Because there isn't cancerous tissue involved I can have reconstruction at the same time as mastectomy. That means as soon as the breast tissue is removed the doctor would place a tissue expander under the muscle of the chest wall. This would be left in for several months and slowly expanded through a port similar to the port in my chest. Once they're the right size (similar to my current natural size) I would have another out-patient surgery to exchange the expanders for implants.
Next we talked about the type of implants she recommends for me and why. I have been researching implants for months now. Who knew there were so many? I thought I had decided I would prefer a cohesive gel implant, but once I got to ask some questions and see them for myself I don't think so. I was able to feel all the different types of implants and see how they would look in position. Dr. L. also explained that at the top of the chest there is often a cavity after mastectomy. She uses fat grafting to fill in that area.

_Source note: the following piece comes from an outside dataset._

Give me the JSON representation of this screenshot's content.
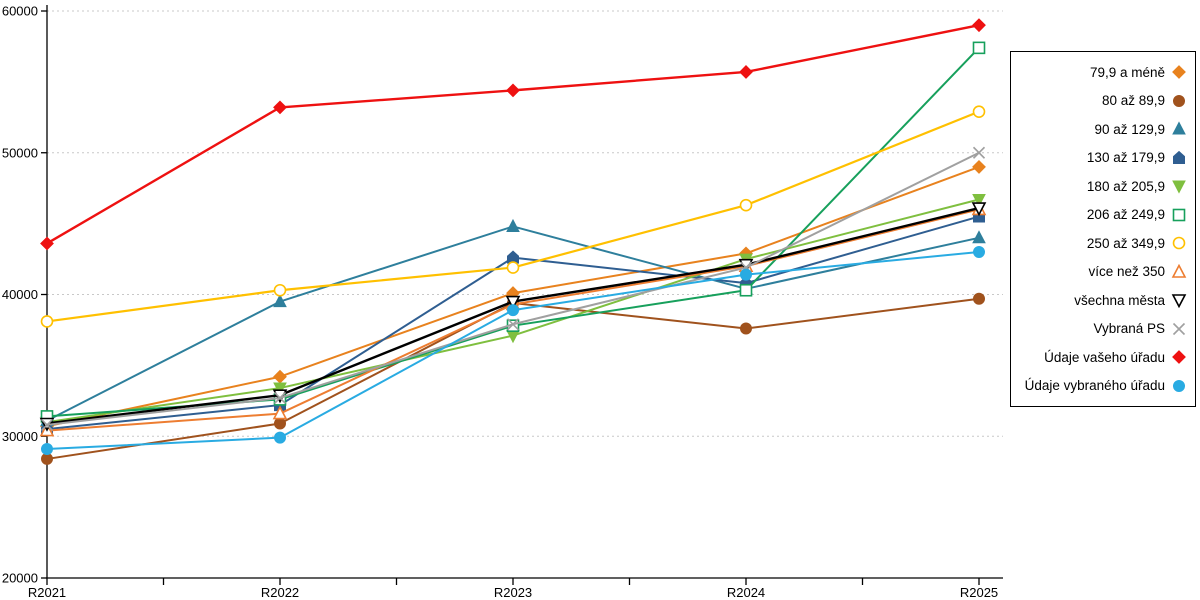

Then we discussed timing of surgery. If I need to have radiation it is better to have the mastectomy done before radiation. After radiation nipple sparing is not an option. After radiation the skin will loose all its elasticity. The loss of elasticity means I would need to have a dorsal flap procedure done to have enough skin to create a breast. There is also another type of flap procedure, using abdominal tissue, but I am not a candidate for that.
Needless to say, I would prefer not to have the flap procedure done. More scaring. More risk of problems. Having radiation after mastectomy comes with its on set of problems an is certainly an issue to keep in mind, and I still need to find out if I can go without radiation if I'm having a mastectomy and have already had chemo.

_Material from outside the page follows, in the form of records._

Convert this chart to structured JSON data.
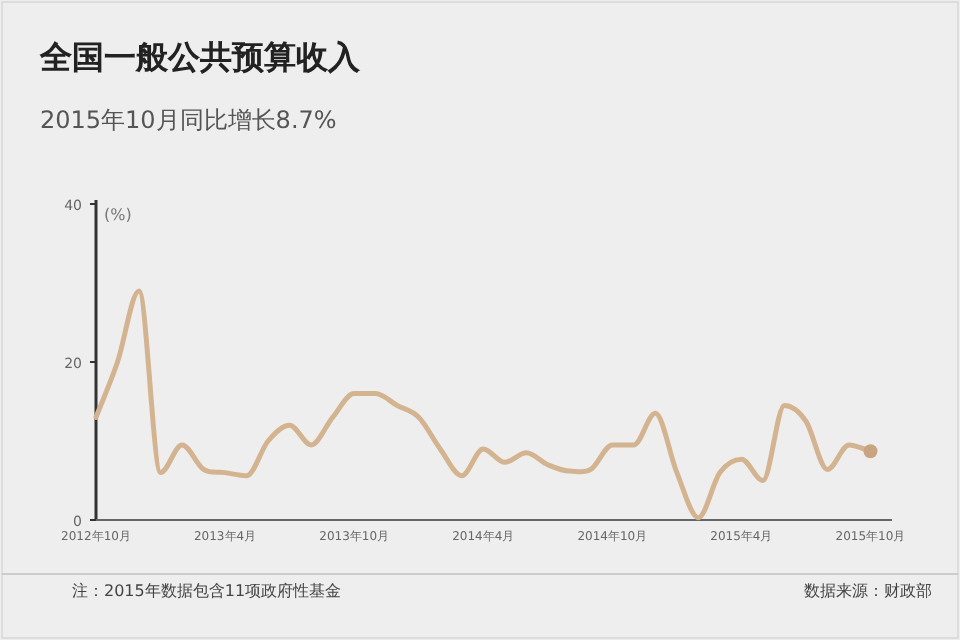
{
  "chart_data": {
    "type": "line",
    "title": "全国一般公共预算收入",
    "subtitle": "2015年10月同比增长8.7%",
    "ylabel": "(%)",
    "annotations": [
      "注：2015年数据包含11项政府性基金",
      "数据来源：财政部"
    ],
    "x": [
      "2012-10",
      "2012-11",
      "2012-12",
      "2013-01",
      "2013-02",
      "2013-03",
      "2013-04",
      "2013-05",
      "2013-06",
      "2013-07",
      "2013-08",
      "2013-09",
      "2013-10",
      "2013-11",
      "2013-12",
      "2014-01",
      "2014-02",
      "2014-03",
      "2014-04",
      "2014-05",
      "2014-06",
      "2014-07",
      "2014-08",
      "2014-09",
      "2014-10",
      "2014-11",
      "2014-12",
      "2015-01",
      "2015-02",
      "2015-03",
      "2015-04",
      "2015-05",
      "2015-06",
      "2015-07",
      "2015-08",
      "2015-09",
      "2015-10"
    ],
    "series": [
      {
        "color": "#d4b48e",
        "values": [
          13,
          20,
          29,
          6,
          9.5,
          6.4,
          6,
          5.6,
          10,
          12,
          9.5,
          13,
          16,
          16,
          14.5,
          13,
          9,
          5.6,
          9,
          7.3,
          8.5,
          7,
          6.2,
          6.4,
          9.5,
          9.5,
          13.5,
          6,
          0.3,
          6,
          7.7,
          5,
          14.5,
          12.5,
          6.4,
          9.5,
          8.7
        ]
      },
      {
        "type": "scatter",
        "color": "#c9a57f",
        "x": [
          "2015-10"
        ],
        "values": [
          8.7
        ],
        "marker": "circle"
      }
    ],
    "xlim": [
      "2012-10",
      "2015-11"
    ],
    "xticks": [
      {
        "value": "2012-10",
        "label": "2012年10月"
      },
      {
        "value": "2013-04",
        "label": "2013年4月"
      },
      {
        "value": "2013-10",
        "label": "2013年10月"
      },
      {
        "value": "2014-04",
        "label": "2014年4月"
      },
      {
        "value": "2014-10",
        "label": "2014年10月"
      },
      {
        "value": "2015-04",
        "label": "2015年4月"
      },
      {
        "value": "2015-10",
        "label": "2015年10月"
      }
    ],
    "ylim": [
      0,
      40
    ],
    "yticks": [
      0,
      20,
      40
    ],
    "grid": false
  }
}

I left feeling like I was, for once, doing something that was proactive instead of reactive. Chemo is reactive. Radiation is reactive. Mastectomy to prevent the recurrence of breast cancer in one breast, or a new diagnosis in the other is a proactive approach. Next week I will meet with my oncologist as well as my other surgeon (He and Dr. L would work together to do my mastectomy and reconstruction.)
There is no way to 100% eliminate all risk of breast cancer recurrence or to eliminate the risk of developing cancer in the other breast, but mastectomy is as close to zero as a woman can get.